Flatten the UI, replace the remote
Amit Bagga, Vice President, Research and Development, Comcast runs the AI and Machine Learning Center for Excellence at Comcast and runs the OS remote team. Comcast has made much progress with voice search and control over the last five years. He says that the company has 20 million voice remotes in use by Xfinity Video subscribers and licensors of the platform. Those voice-enabled customers issued 9 billion commands in 2018, which works out to more than one request per remote per day.
Mr. Bagga says one of the primary tasks of voice services is to save the customer from having to navigate the guide to find what they want:
“Our goal was to flatten the UI, get the users to the content with the least number of clicks possible. “
He sees voice technology continuing to evolve quickly and ultimately supplanting the remote altogether:
“I think we will have hands-free control of the TV. You will not have to pick up the remote if you chose not to.”

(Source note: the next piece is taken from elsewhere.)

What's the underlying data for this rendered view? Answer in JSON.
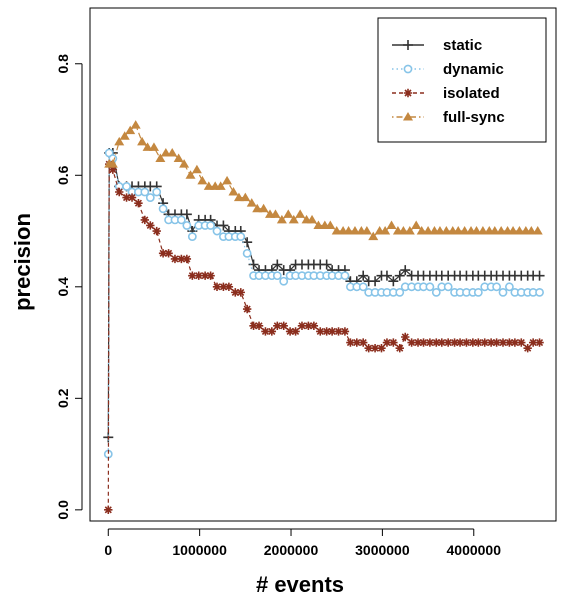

Simplify and make it a conversation
Simon Adams, Chief Product Officer of Gracenote, agrees with Mr. Bagga that simplifying the process of finding something to watch is a crucial goal:
“To make the user experience much simpler and easier to find stuff they want to watch and listen to.”
He took the idea of simplification much farther when thinking about the next two years.
“I don’t think we’ll be in a remoteless world, but I think we’ll be in a much better conversational place.”
Voice recognition and personalization of a reply has become much more accurate over the last several years. However, the ability to refine and modify results in a conversational manner remains a challenge. Mr. Adams believes the technology will make much progress in this area by 2021.
Understand intent, make the technology more accessible
Peter Gugliemino is Chief Technology Officer at IBM and focuses on media and entertainment products. He works closely with the Watson Media team. He sees the AI technology being used to not only understand what is said but also the mood and intent of the speaker:
“The goal of speech technology, in general, is to get better insight into what they <the users> are looking to do.”
For example, Watson is being used in call centers to understand the emotional state of a caller and to route the call appropriately based on that information.
Looking ahead, Mr. Gugliemino sees voice technology becoming more broadly available and working in speech-unfriendly environments:
“In two years, we’ll have more accessibility and more languages. One of the key problems that we’re facing is that everything is in English. I also think that the signal processing that is involved in understanding overlapping speakers and separating speech from background noise will be much improved.”
Indeed, the adoption of speech technology for media search and control is much lower in non-English-speaking countries. As well, users will be pleased with the improved ability of voice recognition systems to separate a specific voice from background noise.
Why it matters
Simplifying the business of finding something to watch is a crucial goal of voice technology in media.
Soon the technology will:
- Be capable of carrying on a conversation to narrow search results
- Replace the remote completely – if that’s what a user wants to do
Work with more languages and be more robust in hostile environments.